The Court also rejected West Bend’s reliance on a policy exclusion for injuries arising from distribution of material in violation of a statute. The exclusion applied to statutes regulating methods of communication such as the Telephone Consumer Protection Act (which regulates the use of telephone and fax) and the CAN-SPAM Act (which regulates the use of email). Those laws are “fundamentally different,” the Court wrote, from BIPA’s regulation of the collection, use, safeguarding, handling, storing, and sharing of biometric information.
Californians Beat Arbitration in Data Breach Class Action
In June 2021, a federal judge allowed a class of California consumers to proceed with a data breach class action against an online retailer even though the company’s terms of service required arbitration of customer disputes under Michigan law. In re StockX Customer Data Sec. Breach Litig., No. 19-12441, 2021 WL 2434169 (E.D. Mich. June 15, 2021).
After the case was filed in the Northern District of California, it was transferred to the Eastern District of Michigan to be consolidated with four other pending class cases arising out of the same cybersecurity incident. The other cases were then dismissed based on the company’s arbitration clause. However, the California case stood on different ground.
With respect to the claims asserted by California residents, the Court determined the arbitration provision was contrary to fundamental California policy ensuring the rights of consumers to seek public injunctive relief under the state’s Unfair Competition Law and Consumer Records Act. The California plaintiffs sought an injunction requiring the retailer to hire third-party security auditors and improve its security of customer data. The Court found this relief could benefit the general public and, therefore, favored the application of California law allowing the class to proceed notwithstanding the arbitration clause in the company’s terms of service.
Gas Station Brings Class Suit Against Colonial Pipeline Following Ransomware Attack
On June 21, 2021, a gas station operator filed a putative class action against Colonial Pipeline in the Northern District of Georgia, claiming the company’s failure to safeguard its computer network was to blame for the high-profile ransomware attack in May that disrupted the supply of gas throughout the Southeastern United States.
The complaint alleges Colonial was negligent in failing to disable its old virtual private network, or VPN, which required only a username and password, after the network was replaced with multi-factor authentication. The cybercriminals reportedly accessed the network using a former employee’s login credentials, which were discovered on the dark web and had not been disabled by Colonial.

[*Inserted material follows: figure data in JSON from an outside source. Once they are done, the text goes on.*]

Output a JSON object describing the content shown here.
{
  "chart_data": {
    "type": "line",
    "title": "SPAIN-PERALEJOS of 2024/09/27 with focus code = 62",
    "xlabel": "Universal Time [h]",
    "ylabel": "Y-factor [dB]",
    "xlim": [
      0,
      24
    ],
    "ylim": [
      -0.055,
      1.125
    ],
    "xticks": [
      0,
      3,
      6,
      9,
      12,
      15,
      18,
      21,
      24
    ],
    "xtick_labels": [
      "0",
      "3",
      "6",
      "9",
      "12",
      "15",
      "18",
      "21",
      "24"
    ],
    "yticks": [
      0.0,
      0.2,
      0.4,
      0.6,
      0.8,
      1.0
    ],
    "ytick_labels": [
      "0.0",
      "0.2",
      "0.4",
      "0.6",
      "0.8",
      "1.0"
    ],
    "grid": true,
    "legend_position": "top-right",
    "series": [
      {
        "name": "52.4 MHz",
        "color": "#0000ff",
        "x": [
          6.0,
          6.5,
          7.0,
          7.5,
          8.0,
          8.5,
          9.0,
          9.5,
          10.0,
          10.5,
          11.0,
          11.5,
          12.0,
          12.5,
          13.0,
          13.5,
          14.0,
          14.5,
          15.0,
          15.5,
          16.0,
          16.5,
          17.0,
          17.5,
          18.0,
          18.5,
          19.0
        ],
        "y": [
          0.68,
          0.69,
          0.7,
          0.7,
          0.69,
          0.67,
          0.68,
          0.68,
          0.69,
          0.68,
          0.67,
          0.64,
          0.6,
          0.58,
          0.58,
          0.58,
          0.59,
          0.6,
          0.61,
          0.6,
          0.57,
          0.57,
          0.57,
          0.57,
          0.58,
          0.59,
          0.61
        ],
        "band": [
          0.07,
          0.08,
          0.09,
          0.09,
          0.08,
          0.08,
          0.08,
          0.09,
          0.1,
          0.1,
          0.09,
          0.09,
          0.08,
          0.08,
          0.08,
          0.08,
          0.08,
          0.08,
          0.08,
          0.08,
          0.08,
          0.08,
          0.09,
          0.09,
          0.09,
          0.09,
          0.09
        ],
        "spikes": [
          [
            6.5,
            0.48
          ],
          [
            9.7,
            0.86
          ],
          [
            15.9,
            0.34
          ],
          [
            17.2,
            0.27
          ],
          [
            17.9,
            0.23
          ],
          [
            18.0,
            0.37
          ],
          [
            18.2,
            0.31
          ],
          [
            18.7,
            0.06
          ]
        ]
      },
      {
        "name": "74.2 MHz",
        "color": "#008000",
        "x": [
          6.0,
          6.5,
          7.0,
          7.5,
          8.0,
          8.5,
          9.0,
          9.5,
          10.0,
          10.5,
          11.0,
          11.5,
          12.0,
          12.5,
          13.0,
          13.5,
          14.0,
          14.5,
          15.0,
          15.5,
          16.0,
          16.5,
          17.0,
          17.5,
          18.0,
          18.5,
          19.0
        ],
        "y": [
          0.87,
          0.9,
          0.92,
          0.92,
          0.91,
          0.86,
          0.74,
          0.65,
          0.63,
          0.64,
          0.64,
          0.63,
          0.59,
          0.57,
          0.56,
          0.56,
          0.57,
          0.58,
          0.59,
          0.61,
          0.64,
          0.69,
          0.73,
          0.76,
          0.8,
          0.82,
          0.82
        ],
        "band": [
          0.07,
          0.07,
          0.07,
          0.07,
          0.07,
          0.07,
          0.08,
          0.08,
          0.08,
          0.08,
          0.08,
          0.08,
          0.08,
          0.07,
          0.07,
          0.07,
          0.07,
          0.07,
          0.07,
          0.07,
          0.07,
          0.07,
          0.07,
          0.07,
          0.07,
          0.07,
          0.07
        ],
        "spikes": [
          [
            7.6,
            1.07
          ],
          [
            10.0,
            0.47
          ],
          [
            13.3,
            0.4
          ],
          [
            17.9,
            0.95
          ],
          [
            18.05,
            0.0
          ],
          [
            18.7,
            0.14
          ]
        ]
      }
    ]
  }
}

After the ransomware was detected, Colonial decided to shut down its oil pipeline system, the largest in the United States stretching from Texas to New York. The complaint alleges operations were halted because the billing system was compromised and Colonial could not determine how much to bill customers for fuel they received. Colonial paid the cybercriminals a $4.4 million ransom on the same day it learned of the attack. By the time pipeline operations restarted, ending a six-day shutdown, thousands of gas stations were out of gas.
EZ Mart 1, LLC, which is located in coastal North Carolina, seeks to represent a nationwide class of gas stations that experienced fuel shortages, increased gas prices, or an inability to sell fuel as a result of the attack. The complaint seeks an award of damages, including lost profits, and an injunction requiring Colonial to employ adequate security protocols consistent with legal and industry standards.
Colonial also faces a similar class action suit filed by consumers claiming they paid higher gas prices as a result of the company’s failure to implement adequate safety measures.